As I cared for Helia every day for years in the most awful and frightening conditions, as I cried to God on my knees, praying for a miracle, God sustained me, revealed Himself to me, and guided me through the journey that saved my family. I cannot describe in this short space all that went on in the intervening years. Caring for Helia taught me so much about this illness, way beyond what I could find in scientific papers, and the wooden categories of the Diagnostic Statistical Manual (DSM). Two years after stopping the medications, by God’s grace my prayers were finally answered and Helia finally came out of her catatonic state.

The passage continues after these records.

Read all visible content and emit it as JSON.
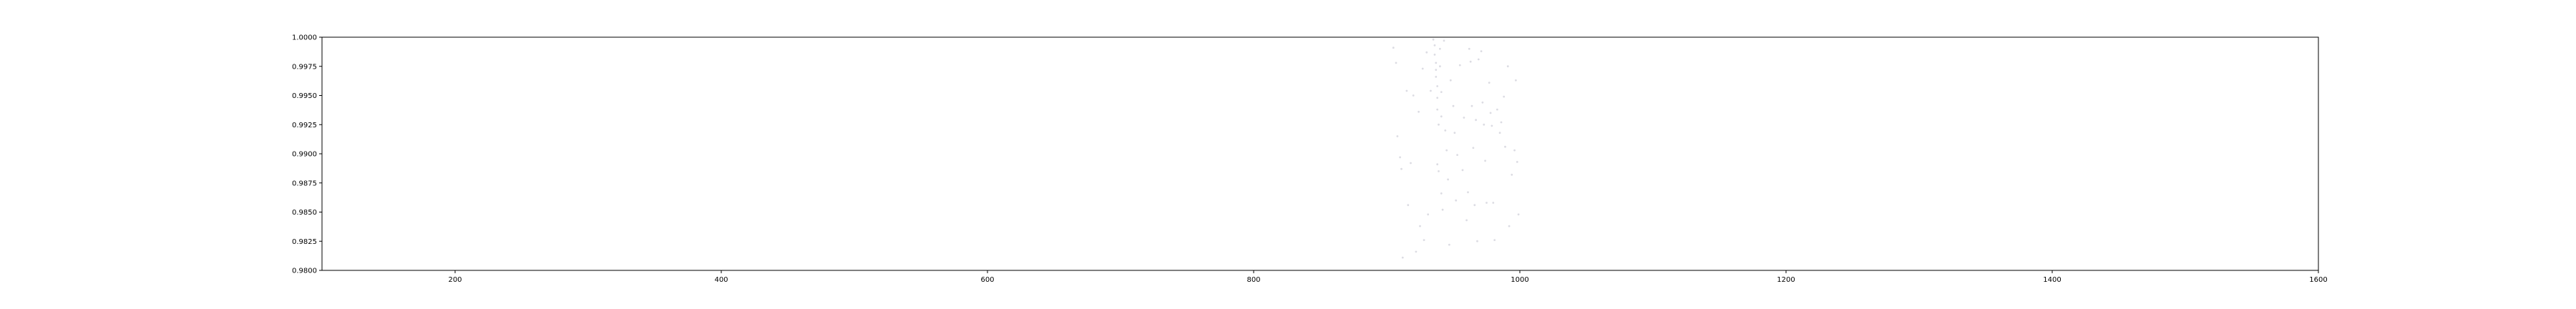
{
  "chart_data": {
    "type": "scatter",
    "title": "",
    "xlabel": "",
    "ylabel": "",
    "xlim": [
      100,
      1600
    ],
    "ylim": [
      0.98,
      1.0
    ],
    "x_ticks": [
      200,
      400,
      600,
      800,
      1000,
      1200,
      1400,
      1600
    ],
    "x_tick_labels": [
      "200",
      "400",
      "600",
      "800",
      "1000",
      "1200",
      "1400",
      "1600"
    ],
    "y_ticks": [
      0.98,
      0.9825,
      0.985,
      0.9875,
      0.99,
      0.9925,
      0.995,
      0.9975,
      1.0
    ],
    "y_tick_labels": [
      "0.9800",
      "0.9825",
      "0.9850",
      "0.9875",
      "0.9900",
      "0.9925",
      "0.9950",
      "0.9975",
      "1.0000"
    ],
    "grid": false,
    "legend": "none",
    "marker_color": "#d8d8e0",
    "series": [
      {
        "points": [
          [
            905,
            0.9991
          ],
          [
            907,
            0.9978
          ],
          [
            908,
            0.9915
          ],
          [
            910,
            0.9897
          ],
          [
            911,
            0.9887
          ],
          [
            912,
            0.9811
          ],
          [
            915,
            0.9954
          ],
          [
            916,
            0.9856
          ],
          [
            918,
            0.9892
          ],
          [
            920,
            0.995
          ],
          [
            922,
            0.9816
          ],
          [
            924,
            0.9936
          ],
          [
            925,
            0.9838
          ],
          [
            927,
            0.9973
          ],
          [
            928,
            0.9826
          ],
          [
            930,
            0.9987
          ],
          [
            931,
            0.9848
          ],
          [
            933,
            0.9954
          ],
          [
            935,
            0.9998
          ],
          [
            936,
            0.9993
          ],
          [
            936,
            0.9985
          ],
          [
            937,
            0.9978
          ],
          [
            937,
            0.9972
          ],
          [
            937,
            0.9966
          ],
          [
            938,
            0.9958
          ],
          [
            938,
            0.9948
          ],
          [
            938,
            0.9938
          ],
          [
            939,
            0.9925
          ],
          [
            938,
            0.9891
          ],
          [
            939,
            0.9885
          ],
          [
            940,
            0.999
          ],
          [
            940,
            0.9975
          ],
          [
            941,
            0.9953
          ],
          [
            941,
            0.9932
          ],
          [
            941,
            0.9866
          ],
          [
            942,
            0.9852
          ],
          [
            943,
            0.9997
          ],
          [
            944,
            0.992
          ],
          [
            945,
            0.9903
          ],
          [
            946,
            0.9878
          ],
          [
            947,
            0.9822
          ],
          [
            948,
            0.9963
          ],
          [
            950,
            0.9941
          ],
          [
            951,
            0.9918
          ],
          [
            952,
            0.986
          ],
          [
            953,
            0.9899
          ],
          [
            955,
            0.9976
          ],
          [
            957,
            0.9886
          ],
          [
            958,
            0.9931
          ],
          [
            960,
            0.9843
          ],
          [
            961,
            0.9867
          ],
          [
            962,
            0.999
          ],
          [
            963,
            0.9979
          ],
          [
            964,
            0.9941
          ],
          [
            965,
            0.9905
          ],
          [
            966,
            0.9856
          ],
          [
            967,
            0.9929
          ],
          [
            968,
            0.9825
          ],
          [
            969,
            0.9981
          ],
          [
            971,
            0.9988
          ],
          [
            972,
            0.9944
          ],
          [
            973,
            0.9925
          ],
          [
            974,
            0.9894
          ],
          [
            975,
            0.9858
          ],
          [
            977,
            0.9961
          ],
          [
            978,
            0.9935
          ],
          [
            979,
            0.9924
          ],
          [
            980,
            0.9858
          ],
          [
            981,
            0.9826
          ],
          [
            983,
            0.9938
          ],
          [
            985,
            0.9918
          ],
          [
            986,
            0.9927
          ],
          [
            988,
            0.9949
          ],
          [
            989,
            0.9906
          ],
          [
            991,
            0.9975
          ],
          [
            992,
            0.9838
          ],
          [
            994,
            0.9882
          ],
          [
            996,
            0.9903
          ],
          [
            997,
            0.9963
          ],
          [
            998,
            0.9893
          ],
          [
            999,
            0.9848
          ]
        ]
      }
    ]
  }
}
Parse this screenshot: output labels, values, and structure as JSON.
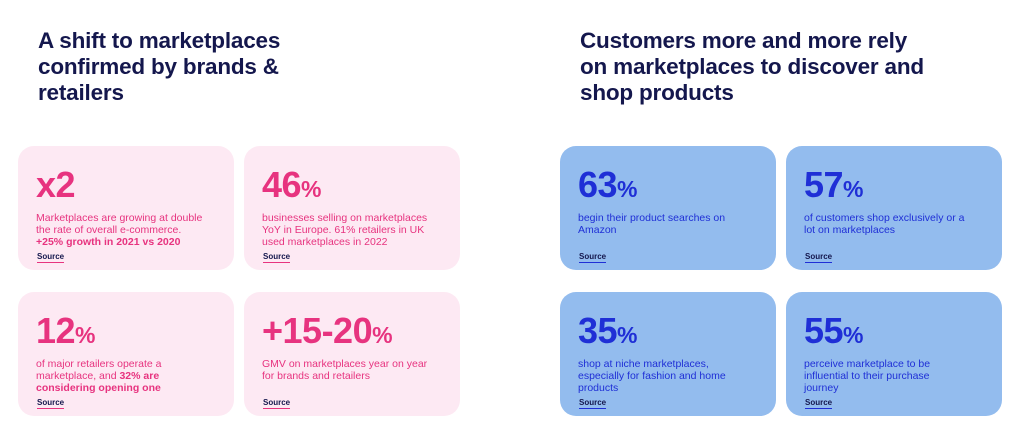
{
  "left": {
    "heading": [
      "A shift to marketplaces",
      "confirmed by brands &",
      "retailers"
    ],
    "cards": [
      {
        "stat": "x2",
        "pct": "",
        "desc_lines": [
          "Marketplaces are growing at double",
          "the rate of overall e-commerce."
        ],
        "desc_bold": "+25% growth in 2021 vs 2020",
        "source": "Source"
      },
      {
        "stat": "46",
        "pct": "%",
        "desc_lines": [
          "businesses selling on marketplaces",
          "YoY in Europe. 61% retailers in UK",
          "used marketplaces in 2022"
        ],
        "source": "Source"
      },
      {
        "stat": "12",
        "pct": "%",
        "desc_lines": [
          "of major retailers operate a"
        ],
        "desc_mixed_pre": "marketplace, and ",
        "desc_mixed_bold": "32% are",
        "desc_bold": "considering opening one",
        "source": "Source"
      },
      {
        "stat": "+15-20",
        "pct": "%",
        "desc_lines": [
          "GMV on marketplaces year on year",
          "for brands and retailers"
        ],
        "source": "Source"
      }
    ]
  },
  "right": {
    "heading": [
      "Customers more and more rely",
      "on marketplaces to discover and",
      "shop products"
    ],
    "cards": [
      {
        "stat": "63",
        "pct": "%",
        "desc_lines": [
          "begin their product searches on",
          "Amazon"
        ],
        "source": "Source"
      },
      {
        "stat": "57",
        "pct": "%",
        "desc_lines": [
          "of customers shop exclusively or a",
          "lot on marketplaces"
        ],
        "source": "Source"
      },
      {
        "stat": "35",
        "pct": "%",
        "desc_lines": [
          "shop at niche marketplaces,",
          "especially for fashion and home",
          "products"
        ],
        "source": "Source"
      },
      {
        "stat": "55",
        "pct": "%",
        "desc_lines": [
          "perceive marketplace to be",
          "influential to their purchase",
          "journey"
        ],
        "source": "Source"
      }
    ]
  },
  "colors": {
    "heading": "#14174d",
    "pink_card_bg": "#fde9f3",
    "pink_text": "#e7337f",
    "blue_card_bg": "#93bcee",
    "blue_text": "#1f2fd6"
  }
}
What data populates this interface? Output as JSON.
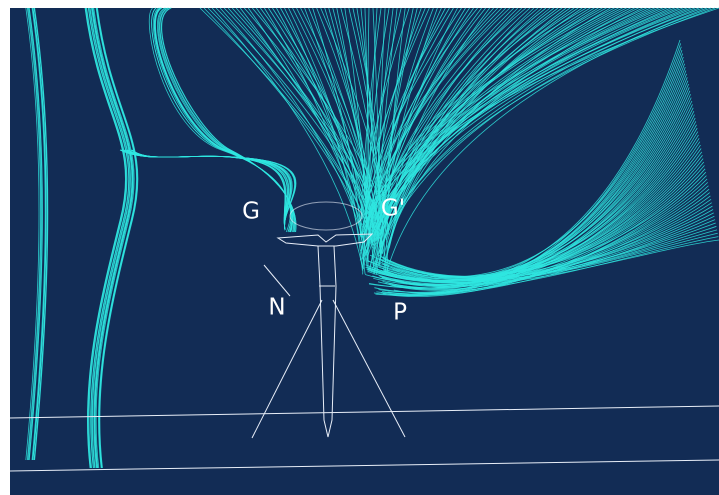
{
  "labels": {
    "g": "G",
    "g_prime": "G'",
    "n": "N",
    "p": "P"
  }
}
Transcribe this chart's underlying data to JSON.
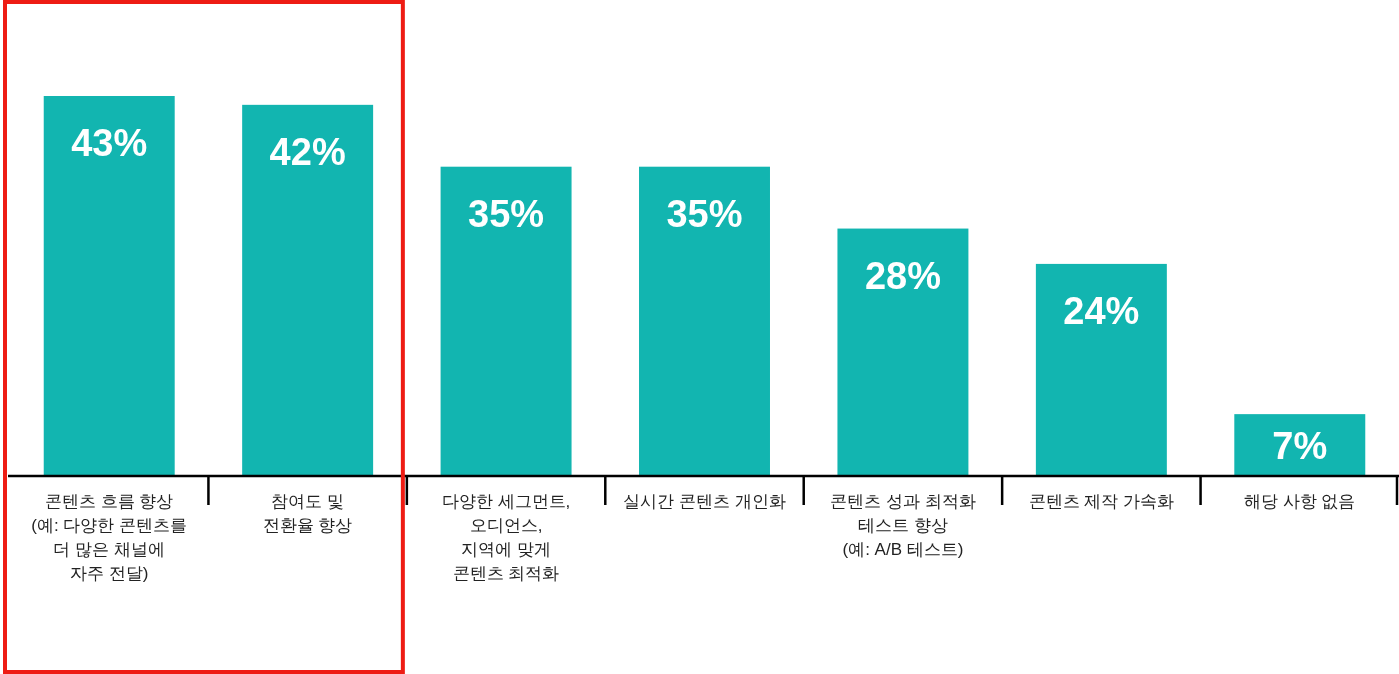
{
  "chart_data": {
    "type": "bar",
    "categories": [
      "콘텐츠 흐름 향상\n(예: 다양한 콘텐츠를\n더 많은 채널에\n자주 전달)",
      "참여도 및\n전환율 향상",
      "다양한 세그먼트,\n오디언스,\n지역에 맞게\n콘텐츠 최적화",
      "실시간 콘텐츠 개인화",
      "콘텐츠 성과 최적화\n테스트 향상\n(예: A/B 테스트)",
      "콘텐츠 제작 가속화",
      "해당 사항 없음"
    ],
    "values": [
      43,
      42,
      35,
      35,
      28,
      24,
      7
    ],
    "value_labels": [
      "43%",
      "42%",
      "35%",
      "35%",
      "28%",
      "24%",
      "7%"
    ],
    "color": "#12b5b0"
  }
}
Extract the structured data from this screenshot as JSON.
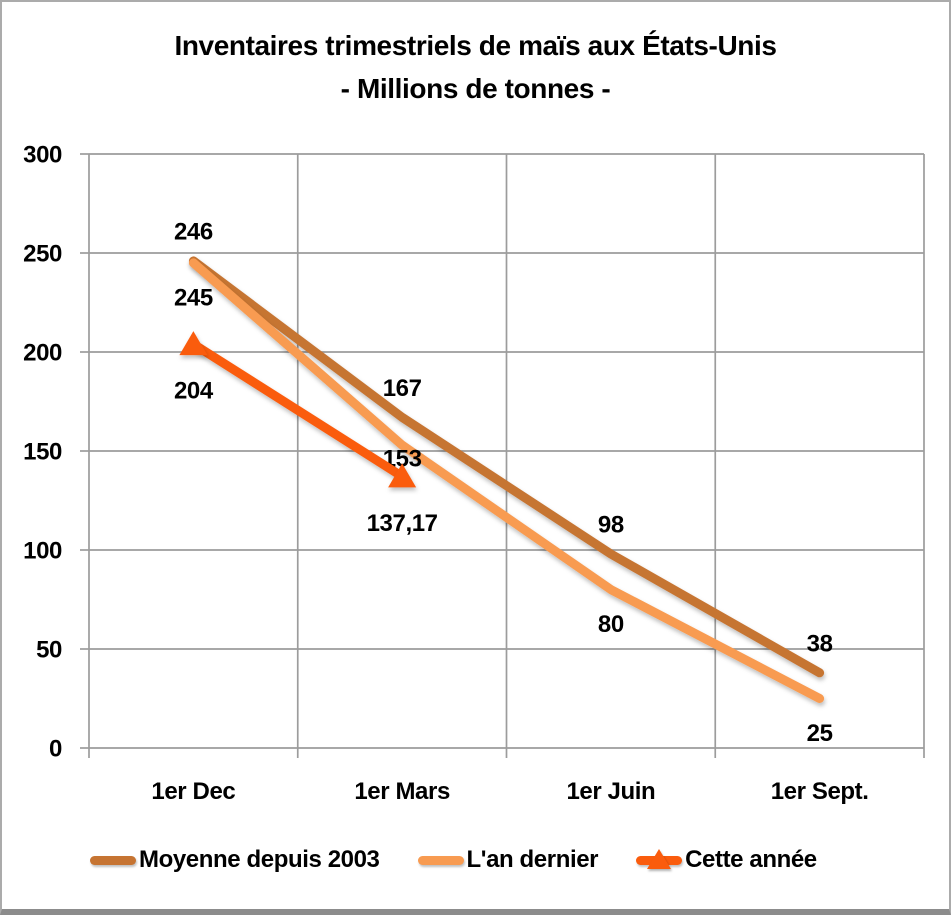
{
  "title": {
    "line1": "Inventaires trimestriels de maïs aux États-Unis",
    "line2": "- Millions de tonnes -"
  },
  "chart_data": {
    "type": "line",
    "title": "Inventaires trimestriels de maïs aux États-Unis - Millions de tonnes -",
    "categories": [
      "1er Dec",
      "1er Mars",
      "1er Juin",
      "1er Sept."
    ],
    "ylim": [
      0,
      300
    ],
    "yticks": [
      300,
      250,
      200,
      150,
      100,
      50,
      0
    ],
    "grid": true,
    "legend_position": "bottom",
    "axis_color": "#9C9C9C",
    "label_color": "#000000",
    "series": [
      {
        "name": "Moyenne depuis 2003",
        "color": "#C67432",
        "values": [
          246,
          167,
          98,
          38
        ],
        "point_labels": [
          "246",
          "167",
          "98",
          "38"
        ],
        "marker": "none",
        "label_placement": "above",
        "label_dy": -30
      },
      {
        "name": "L'an dernier",
        "color": "#F89B51",
        "values": [
          245,
          153,
          80,
          25
        ],
        "point_labels": [
          "245",
          "153",
          "80",
          "25"
        ],
        "marker": "none",
        "label_placement": "below",
        "label_dy": 34,
        "label_dy_overrides": {
          "1": 13
        }
      },
      {
        "name": "Cette année",
        "color": "#FA5C0D",
        "values": [
          204,
          137.17,
          null,
          null
        ],
        "point_labels": [
          "204",
          "137,17",
          "",
          ""
        ],
        "marker": "triangle",
        "label_placement": "below",
        "label_dy": 46
      }
    ]
  }
}
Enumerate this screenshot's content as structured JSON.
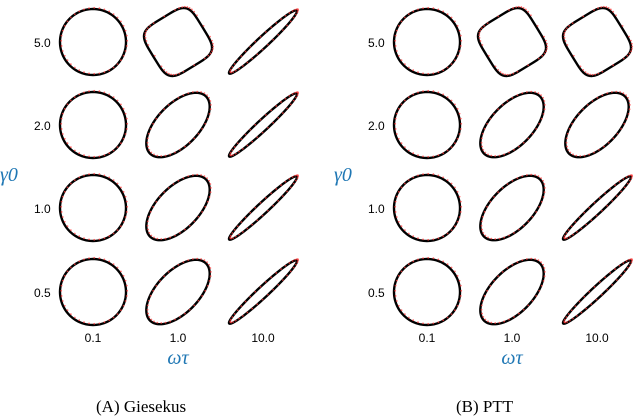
{
  "chart_data": [
    {
      "type": "scatter",
      "kind": "Lissajous stress-strain loops (model: black line, data: red dots)",
      "panel_label": "(A) Giesekus",
      "xlabel": "ωτ",
      "ylabel": "γ0",
      "column_values": [
        "0.1",
        "1.0",
        "10.0"
      ],
      "row_values": [
        "5.0",
        "2.0",
        "1.0",
        "0.5"
      ],
      "colors": {
        "model_line": "#000000",
        "data_points": "#ff3b3b",
        "axis_label": "#1f77b4"
      },
      "loops": [
        {
          "gamma0": "5.0",
          "omega_tau": "0.1",
          "shape": "circle"
        },
        {
          "gamma0": "5.0",
          "omega_tau": "1.0",
          "shape": "rounded-square"
        },
        {
          "gamma0": "5.0",
          "omega_tau": "10.0",
          "shape": "thin-ellipse"
        },
        {
          "gamma0": "2.0",
          "omega_tau": "0.1",
          "shape": "circle"
        },
        {
          "gamma0": "2.0",
          "omega_tau": "1.0",
          "shape": "ellipse"
        },
        {
          "gamma0": "2.0",
          "omega_tau": "10.0",
          "shape": "thin-ellipse"
        },
        {
          "gamma0": "1.0",
          "omega_tau": "0.1",
          "shape": "circle"
        },
        {
          "gamma0": "1.0",
          "omega_tau": "1.0",
          "shape": "ellipse"
        },
        {
          "gamma0": "1.0",
          "omega_tau": "10.0",
          "shape": "thin-ellipse"
        },
        {
          "gamma0": "0.5",
          "omega_tau": "0.1",
          "shape": "circle"
        },
        {
          "gamma0": "0.5",
          "omega_tau": "1.0",
          "shape": "ellipse"
        },
        {
          "gamma0": "0.5",
          "omega_tau": "10.0",
          "shape": "thin-ellipse"
        }
      ]
    },
    {
      "type": "scatter",
      "kind": "Lissajous stress-strain loops (model: black line, data: red dots)",
      "panel_label": "(B) PTT",
      "xlabel": "ωτ",
      "ylabel": "γ0",
      "column_values": [
        "0.1",
        "1.0",
        "10.0"
      ],
      "row_values": [
        "5.0",
        "2.0",
        "1.0",
        "0.5"
      ],
      "colors": {
        "model_line": "#000000",
        "data_points": "#ff3b3b",
        "axis_label": "#1f77b4"
      },
      "loops": [
        {
          "gamma0": "5.0",
          "omega_tau": "0.1",
          "shape": "circle"
        },
        {
          "gamma0": "5.0",
          "omega_tau": "1.0",
          "shape": "rounded-square"
        },
        {
          "gamma0": "5.0",
          "omega_tau": "10.0",
          "shape": "rounded-square"
        },
        {
          "gamma0": "2.0",
          "omega_tau": "0.1",
          "shape": "circle"
        },
        {
          "gamma0": "2.0",
          "omega_tau": "1.0",
          "shape": "ellipse"
        },
        {
          "gamma0": "2.0",
          "omega_tau": "10.0",
          "shape": "ellipse"
        },
        {
          "gamma0": "1.0",
          "omega_tau": "0.1",
          "shape": "circle"
        },
        {
          "gamma0": "1.0",
          "omega_tau": "1.0",
          "shape": "ellipse"
        },
        {
          "gamma0": "1.0",
          "omega_tau": "10.0",
          "shape": "thin-ellipse"
        },
        {
          "gamma0": "0.5",
          "omega_tau": "0.1",
          "shape": "circle"
        },
        {
          "gamma0": "0.5",
          "omega_tau": "1.0",
          "shape": "ellipse"
        },
        {
          "gamma0": "0.5",
          "omega_tau": "10.0",
          "shape": "thin-ellipse"
        }
      ]
    }
  ]
}
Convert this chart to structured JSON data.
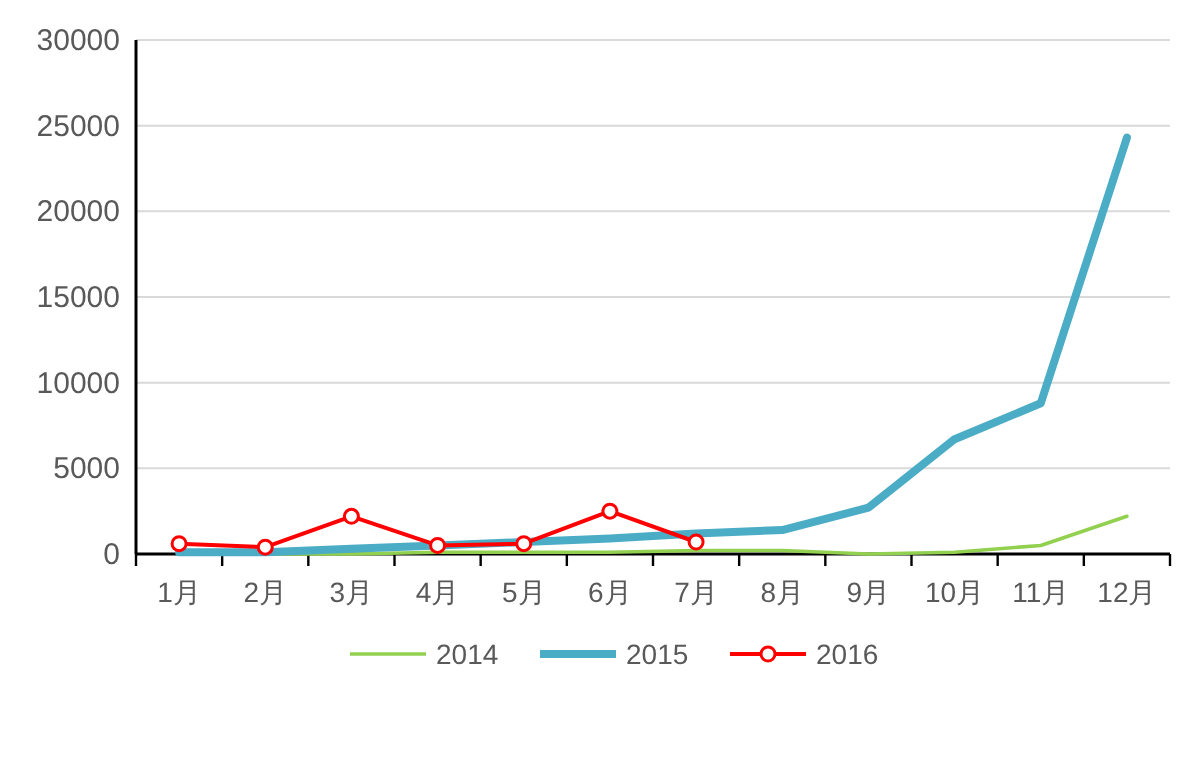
{
  "chart_data": {
    "type": "line",
    "categories": [
      "1月",
      "2月",
      "3月",
      "4月",
      "5月",
      "6月",
      "7月",
      "8月",
      "9月",
      "10月",
      "11月",
      "12月"
    ],
    "series": [
      {
        "name": "2014",
        "color": "#92d050",
        "marker": "none",
        "values": [
          100,
          0,
          0,
          100,
          100,
          100,
          200,
          200,
          0,
          100,
          500,
          2200
        ]
      },
      {
        "name": "2015",
        "color": "#4bacc6",
        "marker": "none",
        "values": [
          100,
          100,
          300,
          500,
          700,
          900,
          1200,
          1400,
          2700,
          6700,
          8800,
          24300
        ]
      },
      {
        "name": "2016",
        "color": "#ff0000",
        "marker": "circle",
        "values": [
          600,
          400,
          2200,
          500,
          600,
          2500,
          700,
          null,
          null,
          null,
          null,
          null
        ]
      }
    ],
    "ylim": [
      0,
      30000
    ],
    "yticks": [
      0,
      5000,
      10000,
      15000,
      20000,
      25000,
      30000
    ],
    "grid": "y",
    "legend": "bottom",
    "line_style": "solid"
  }
}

After I had finished my MA in Biblical Studies, for other’s sake I knew that I had to tell the world what I had learned. That is why I went through a PhD program to formalize all my research and document it for publication. My book, In the Fellowship of His Suffering: A Theological Interpretation of Mental Illness – A Focus on ”Schizophrenia”, is birthed out of my PhD thesis. It is based on my personal experience and on numerous theological, anthropological, social scientific, and psychiatric research findings. I hope that my book can make a dent in understanding this most mysterious and crushing human phenomenon of madness.
It is easy to speak up about human dignity but most of us fail when it comes to valuing the awkward, the disheveled, the confused, and the unclean—the mad.
My book is not primarily about my biographical journey, although it is heavily informed by it. The book is about a gift I found in Helia’s madness from my God, the God who loves the ugly, the marginalized, the poor and the persecuted, indeed the God who Himself became poor, abandoned, mocked, and crucified in Christ. Helia’s Journey opened my eyes to life in its deepest sense and changed not only my life, but the life of many around us.